Mere hours after Uber admitted paying hackers $100,000 to delete masses of data they stole from the company and keep quiet about it, the first lawsuit has hit.

Filed in a Los Angeles federal court, the suit states that “Uber failed to implement and maintain reasonable security procedures and practices appropriate to the nature and scope of the information compromised in the data breach,” according to Bloomberg.

This would presumably be a reference to the fact that Uber did not encrypt the data that it was storing, and that was subsequently stolen: names, email addresses and mobile phone numbers for 57 million passengers and drivers around the world, plus driver’s license details for 600,000 Uber drivers in the U.S.

The lawsuit, launched by a customer, is aiming for class-action status. Meanwhile, New York attorney general Eric Schneiderman has also launched an investigation into the incident.
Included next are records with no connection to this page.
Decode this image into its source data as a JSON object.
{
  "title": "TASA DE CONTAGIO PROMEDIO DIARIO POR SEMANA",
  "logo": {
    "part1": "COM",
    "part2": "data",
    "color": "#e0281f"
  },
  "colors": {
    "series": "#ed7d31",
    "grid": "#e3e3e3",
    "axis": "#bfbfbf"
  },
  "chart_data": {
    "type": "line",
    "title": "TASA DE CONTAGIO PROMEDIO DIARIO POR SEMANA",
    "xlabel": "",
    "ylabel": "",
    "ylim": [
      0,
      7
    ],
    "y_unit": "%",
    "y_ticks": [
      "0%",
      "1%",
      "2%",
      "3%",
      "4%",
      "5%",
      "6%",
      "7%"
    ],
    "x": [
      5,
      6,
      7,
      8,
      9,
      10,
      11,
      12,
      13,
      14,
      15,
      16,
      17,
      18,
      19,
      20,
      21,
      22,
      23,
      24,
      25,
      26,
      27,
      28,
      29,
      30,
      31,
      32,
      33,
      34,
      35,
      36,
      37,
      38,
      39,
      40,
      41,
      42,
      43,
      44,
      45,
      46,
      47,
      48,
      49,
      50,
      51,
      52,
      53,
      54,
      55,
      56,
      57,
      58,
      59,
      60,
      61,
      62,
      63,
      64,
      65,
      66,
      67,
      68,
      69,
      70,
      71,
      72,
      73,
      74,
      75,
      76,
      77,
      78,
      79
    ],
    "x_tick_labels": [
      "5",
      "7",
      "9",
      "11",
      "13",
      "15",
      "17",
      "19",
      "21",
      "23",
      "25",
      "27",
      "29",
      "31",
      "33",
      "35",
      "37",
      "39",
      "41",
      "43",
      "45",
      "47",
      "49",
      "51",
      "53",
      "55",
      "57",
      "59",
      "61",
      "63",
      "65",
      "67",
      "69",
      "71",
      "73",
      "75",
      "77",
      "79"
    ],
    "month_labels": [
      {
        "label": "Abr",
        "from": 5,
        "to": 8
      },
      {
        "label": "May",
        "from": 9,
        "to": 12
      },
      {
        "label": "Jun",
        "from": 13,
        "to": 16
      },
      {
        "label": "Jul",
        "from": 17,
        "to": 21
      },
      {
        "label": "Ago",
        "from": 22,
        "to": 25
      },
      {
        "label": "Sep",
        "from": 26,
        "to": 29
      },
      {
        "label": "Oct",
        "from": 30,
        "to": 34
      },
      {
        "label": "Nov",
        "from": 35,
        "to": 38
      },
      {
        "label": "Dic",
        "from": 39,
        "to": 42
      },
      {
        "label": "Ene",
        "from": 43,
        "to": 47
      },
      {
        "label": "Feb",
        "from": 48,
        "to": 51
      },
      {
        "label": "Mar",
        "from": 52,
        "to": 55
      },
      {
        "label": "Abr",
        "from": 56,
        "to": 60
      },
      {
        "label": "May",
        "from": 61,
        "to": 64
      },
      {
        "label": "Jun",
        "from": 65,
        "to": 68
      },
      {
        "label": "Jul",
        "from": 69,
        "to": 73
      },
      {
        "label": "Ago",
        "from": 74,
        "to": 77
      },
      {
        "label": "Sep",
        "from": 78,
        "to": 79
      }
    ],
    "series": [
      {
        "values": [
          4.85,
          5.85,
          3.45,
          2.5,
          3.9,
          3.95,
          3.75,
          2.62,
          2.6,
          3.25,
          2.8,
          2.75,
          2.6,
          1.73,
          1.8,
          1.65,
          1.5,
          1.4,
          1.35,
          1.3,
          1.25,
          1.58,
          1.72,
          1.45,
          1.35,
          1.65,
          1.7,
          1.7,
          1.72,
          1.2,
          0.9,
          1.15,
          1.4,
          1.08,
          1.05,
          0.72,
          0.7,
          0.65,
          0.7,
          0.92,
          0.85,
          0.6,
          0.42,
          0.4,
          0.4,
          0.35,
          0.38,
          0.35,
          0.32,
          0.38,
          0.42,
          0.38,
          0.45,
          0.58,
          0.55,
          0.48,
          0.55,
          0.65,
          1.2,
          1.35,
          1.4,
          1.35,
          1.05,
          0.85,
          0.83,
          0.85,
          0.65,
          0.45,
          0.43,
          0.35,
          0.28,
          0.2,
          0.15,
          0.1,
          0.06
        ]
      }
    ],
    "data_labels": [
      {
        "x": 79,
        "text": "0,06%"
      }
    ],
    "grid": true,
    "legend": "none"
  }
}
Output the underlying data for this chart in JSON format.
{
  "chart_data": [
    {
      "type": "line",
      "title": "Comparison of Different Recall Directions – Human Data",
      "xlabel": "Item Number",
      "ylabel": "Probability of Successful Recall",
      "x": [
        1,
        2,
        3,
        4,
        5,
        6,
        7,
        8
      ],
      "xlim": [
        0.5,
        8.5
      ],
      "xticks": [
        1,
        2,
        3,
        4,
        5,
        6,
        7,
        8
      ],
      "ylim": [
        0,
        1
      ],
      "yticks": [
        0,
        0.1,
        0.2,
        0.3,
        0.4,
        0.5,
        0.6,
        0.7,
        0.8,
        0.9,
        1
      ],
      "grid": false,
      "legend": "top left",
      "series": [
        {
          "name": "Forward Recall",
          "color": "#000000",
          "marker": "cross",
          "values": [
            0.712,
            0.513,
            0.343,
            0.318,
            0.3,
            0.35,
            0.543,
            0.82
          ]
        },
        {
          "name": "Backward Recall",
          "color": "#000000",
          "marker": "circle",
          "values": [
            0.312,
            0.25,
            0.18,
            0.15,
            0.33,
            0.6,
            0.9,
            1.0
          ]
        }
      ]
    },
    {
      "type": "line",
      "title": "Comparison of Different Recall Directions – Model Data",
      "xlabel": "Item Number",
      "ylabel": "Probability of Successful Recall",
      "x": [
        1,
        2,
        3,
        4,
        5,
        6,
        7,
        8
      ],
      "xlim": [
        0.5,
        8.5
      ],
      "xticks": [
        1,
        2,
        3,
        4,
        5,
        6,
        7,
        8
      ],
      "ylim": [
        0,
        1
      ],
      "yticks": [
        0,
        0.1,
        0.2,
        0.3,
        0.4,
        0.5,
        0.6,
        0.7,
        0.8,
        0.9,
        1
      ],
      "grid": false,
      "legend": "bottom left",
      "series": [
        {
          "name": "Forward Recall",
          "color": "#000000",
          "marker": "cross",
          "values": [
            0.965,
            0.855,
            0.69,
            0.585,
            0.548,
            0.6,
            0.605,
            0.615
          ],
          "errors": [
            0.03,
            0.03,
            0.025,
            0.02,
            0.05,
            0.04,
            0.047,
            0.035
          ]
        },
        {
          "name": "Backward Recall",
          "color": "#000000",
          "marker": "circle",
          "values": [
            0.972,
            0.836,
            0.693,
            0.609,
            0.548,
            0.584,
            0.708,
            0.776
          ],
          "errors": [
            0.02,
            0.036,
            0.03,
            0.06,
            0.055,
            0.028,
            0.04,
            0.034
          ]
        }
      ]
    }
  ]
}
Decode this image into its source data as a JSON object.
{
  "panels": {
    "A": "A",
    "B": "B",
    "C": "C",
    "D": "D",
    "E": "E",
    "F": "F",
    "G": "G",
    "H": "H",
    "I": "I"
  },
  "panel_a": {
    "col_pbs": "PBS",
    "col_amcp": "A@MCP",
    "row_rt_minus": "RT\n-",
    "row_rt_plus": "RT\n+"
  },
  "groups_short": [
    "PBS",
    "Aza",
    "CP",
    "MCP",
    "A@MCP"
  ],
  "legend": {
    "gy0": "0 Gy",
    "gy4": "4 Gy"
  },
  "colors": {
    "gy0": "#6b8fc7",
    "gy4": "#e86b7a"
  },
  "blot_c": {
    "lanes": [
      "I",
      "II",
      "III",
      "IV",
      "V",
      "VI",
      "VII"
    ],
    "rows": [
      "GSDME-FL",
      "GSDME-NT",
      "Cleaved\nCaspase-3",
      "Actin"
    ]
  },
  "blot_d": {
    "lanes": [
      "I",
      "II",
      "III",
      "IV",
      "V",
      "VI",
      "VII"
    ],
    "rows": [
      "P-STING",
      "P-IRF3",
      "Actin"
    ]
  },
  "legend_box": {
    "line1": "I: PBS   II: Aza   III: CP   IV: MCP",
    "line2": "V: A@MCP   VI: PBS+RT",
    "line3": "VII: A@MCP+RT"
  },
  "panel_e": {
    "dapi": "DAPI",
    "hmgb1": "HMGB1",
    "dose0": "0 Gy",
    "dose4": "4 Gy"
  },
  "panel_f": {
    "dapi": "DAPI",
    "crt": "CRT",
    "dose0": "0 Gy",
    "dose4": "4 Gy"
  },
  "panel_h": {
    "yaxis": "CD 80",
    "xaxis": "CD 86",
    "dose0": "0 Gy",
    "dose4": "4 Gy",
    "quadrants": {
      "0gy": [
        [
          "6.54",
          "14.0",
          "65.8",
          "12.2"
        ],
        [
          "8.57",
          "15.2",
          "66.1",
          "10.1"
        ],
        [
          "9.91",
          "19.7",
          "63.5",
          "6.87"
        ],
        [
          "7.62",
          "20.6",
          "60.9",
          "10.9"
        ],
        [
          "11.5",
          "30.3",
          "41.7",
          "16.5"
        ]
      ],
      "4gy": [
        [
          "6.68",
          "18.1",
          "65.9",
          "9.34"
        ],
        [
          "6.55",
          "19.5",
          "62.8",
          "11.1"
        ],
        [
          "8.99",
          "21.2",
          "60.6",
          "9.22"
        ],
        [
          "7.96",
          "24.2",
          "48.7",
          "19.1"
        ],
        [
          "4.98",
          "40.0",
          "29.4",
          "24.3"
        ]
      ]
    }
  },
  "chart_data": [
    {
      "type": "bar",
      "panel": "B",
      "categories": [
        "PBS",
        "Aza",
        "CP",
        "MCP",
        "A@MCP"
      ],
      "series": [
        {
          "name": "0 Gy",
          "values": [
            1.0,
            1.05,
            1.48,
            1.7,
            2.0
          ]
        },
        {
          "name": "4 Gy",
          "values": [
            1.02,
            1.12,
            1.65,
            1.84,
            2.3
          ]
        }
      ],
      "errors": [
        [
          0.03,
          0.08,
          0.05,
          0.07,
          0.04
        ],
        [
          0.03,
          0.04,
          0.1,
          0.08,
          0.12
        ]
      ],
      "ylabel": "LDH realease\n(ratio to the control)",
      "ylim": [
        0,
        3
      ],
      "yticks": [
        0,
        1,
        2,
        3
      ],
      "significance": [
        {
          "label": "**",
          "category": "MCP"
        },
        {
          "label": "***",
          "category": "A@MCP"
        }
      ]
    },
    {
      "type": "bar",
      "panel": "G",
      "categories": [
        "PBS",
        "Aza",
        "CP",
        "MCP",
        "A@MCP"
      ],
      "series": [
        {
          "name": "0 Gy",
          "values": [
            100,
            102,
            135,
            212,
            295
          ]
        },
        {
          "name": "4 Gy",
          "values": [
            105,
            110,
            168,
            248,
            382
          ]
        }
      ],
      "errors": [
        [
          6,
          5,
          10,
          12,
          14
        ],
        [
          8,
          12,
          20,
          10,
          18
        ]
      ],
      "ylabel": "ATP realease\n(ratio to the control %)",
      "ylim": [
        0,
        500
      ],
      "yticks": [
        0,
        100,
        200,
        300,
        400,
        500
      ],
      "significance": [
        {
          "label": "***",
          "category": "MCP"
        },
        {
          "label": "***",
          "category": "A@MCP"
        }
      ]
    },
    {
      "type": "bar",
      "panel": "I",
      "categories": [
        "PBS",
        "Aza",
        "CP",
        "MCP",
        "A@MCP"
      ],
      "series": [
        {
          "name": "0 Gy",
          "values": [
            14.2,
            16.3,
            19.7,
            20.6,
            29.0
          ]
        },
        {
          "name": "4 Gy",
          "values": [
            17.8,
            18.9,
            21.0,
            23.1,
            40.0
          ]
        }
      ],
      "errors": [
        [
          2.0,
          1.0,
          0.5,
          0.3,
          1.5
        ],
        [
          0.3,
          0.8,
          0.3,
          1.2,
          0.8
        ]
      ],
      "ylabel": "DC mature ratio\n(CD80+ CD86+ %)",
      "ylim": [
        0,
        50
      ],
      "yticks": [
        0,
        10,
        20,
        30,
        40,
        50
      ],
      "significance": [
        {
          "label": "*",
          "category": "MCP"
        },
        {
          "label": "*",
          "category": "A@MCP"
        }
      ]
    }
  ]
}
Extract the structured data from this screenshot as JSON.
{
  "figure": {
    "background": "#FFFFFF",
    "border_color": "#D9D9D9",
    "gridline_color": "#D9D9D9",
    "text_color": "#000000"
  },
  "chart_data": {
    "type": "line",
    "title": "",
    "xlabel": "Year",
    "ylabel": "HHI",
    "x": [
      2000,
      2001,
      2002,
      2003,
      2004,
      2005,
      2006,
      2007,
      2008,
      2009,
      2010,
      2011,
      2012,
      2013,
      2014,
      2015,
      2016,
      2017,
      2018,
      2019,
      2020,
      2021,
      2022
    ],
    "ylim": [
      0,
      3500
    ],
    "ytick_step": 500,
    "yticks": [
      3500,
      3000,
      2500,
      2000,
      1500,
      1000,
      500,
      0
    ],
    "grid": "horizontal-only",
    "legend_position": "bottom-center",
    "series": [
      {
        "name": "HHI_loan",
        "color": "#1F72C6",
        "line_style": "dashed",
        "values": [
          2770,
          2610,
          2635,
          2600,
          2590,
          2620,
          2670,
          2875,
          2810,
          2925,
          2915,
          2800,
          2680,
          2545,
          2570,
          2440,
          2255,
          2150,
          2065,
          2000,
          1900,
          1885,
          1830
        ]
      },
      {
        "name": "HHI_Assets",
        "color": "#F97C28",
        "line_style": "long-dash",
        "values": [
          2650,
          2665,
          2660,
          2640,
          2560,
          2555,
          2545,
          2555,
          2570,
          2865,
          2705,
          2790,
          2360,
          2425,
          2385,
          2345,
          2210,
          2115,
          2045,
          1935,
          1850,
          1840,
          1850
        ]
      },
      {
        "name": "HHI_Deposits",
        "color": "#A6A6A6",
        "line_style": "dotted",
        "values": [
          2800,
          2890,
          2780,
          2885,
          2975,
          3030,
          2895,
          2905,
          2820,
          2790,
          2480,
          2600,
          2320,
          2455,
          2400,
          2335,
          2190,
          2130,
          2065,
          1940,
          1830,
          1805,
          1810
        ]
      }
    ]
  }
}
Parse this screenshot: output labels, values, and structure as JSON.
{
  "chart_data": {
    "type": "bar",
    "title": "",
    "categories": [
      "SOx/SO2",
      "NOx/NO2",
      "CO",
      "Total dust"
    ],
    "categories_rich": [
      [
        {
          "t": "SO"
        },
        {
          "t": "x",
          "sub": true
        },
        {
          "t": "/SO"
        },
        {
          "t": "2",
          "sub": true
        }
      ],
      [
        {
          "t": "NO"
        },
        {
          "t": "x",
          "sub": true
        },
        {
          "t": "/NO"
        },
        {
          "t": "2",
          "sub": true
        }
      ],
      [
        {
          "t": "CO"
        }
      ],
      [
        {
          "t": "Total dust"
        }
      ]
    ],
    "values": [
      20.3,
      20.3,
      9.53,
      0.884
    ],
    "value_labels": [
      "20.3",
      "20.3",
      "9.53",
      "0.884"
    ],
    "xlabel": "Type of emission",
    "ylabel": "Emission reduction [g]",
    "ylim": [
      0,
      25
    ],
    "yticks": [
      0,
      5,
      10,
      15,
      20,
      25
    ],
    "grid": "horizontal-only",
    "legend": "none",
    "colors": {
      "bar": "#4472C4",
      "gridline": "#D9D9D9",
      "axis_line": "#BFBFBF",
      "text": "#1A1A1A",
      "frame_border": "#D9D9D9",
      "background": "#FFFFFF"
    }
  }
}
Uber is lucky that the EU’s new General Data Protection Regulation (GDPR) hasn’t come into force yet, which it will in May next year.

The GDPR carries strict rules for breach notifications, and Uber would probably have broken at least three: not properly protecting the data, not telling regulators about the hack, and not informing its customers until a year later. The GDPR carries fines of up to 4% of global annual revenues for particularly egregious cases such as this one.

Nonetheless, the news of the hack and its cover-up has already caused a stir in some EU countries. The U.K. Information Commissioner’s Office said Wednesday that it is working with the National Cyber Security Centre to figure out how bad the breach was, and how many British people were affected.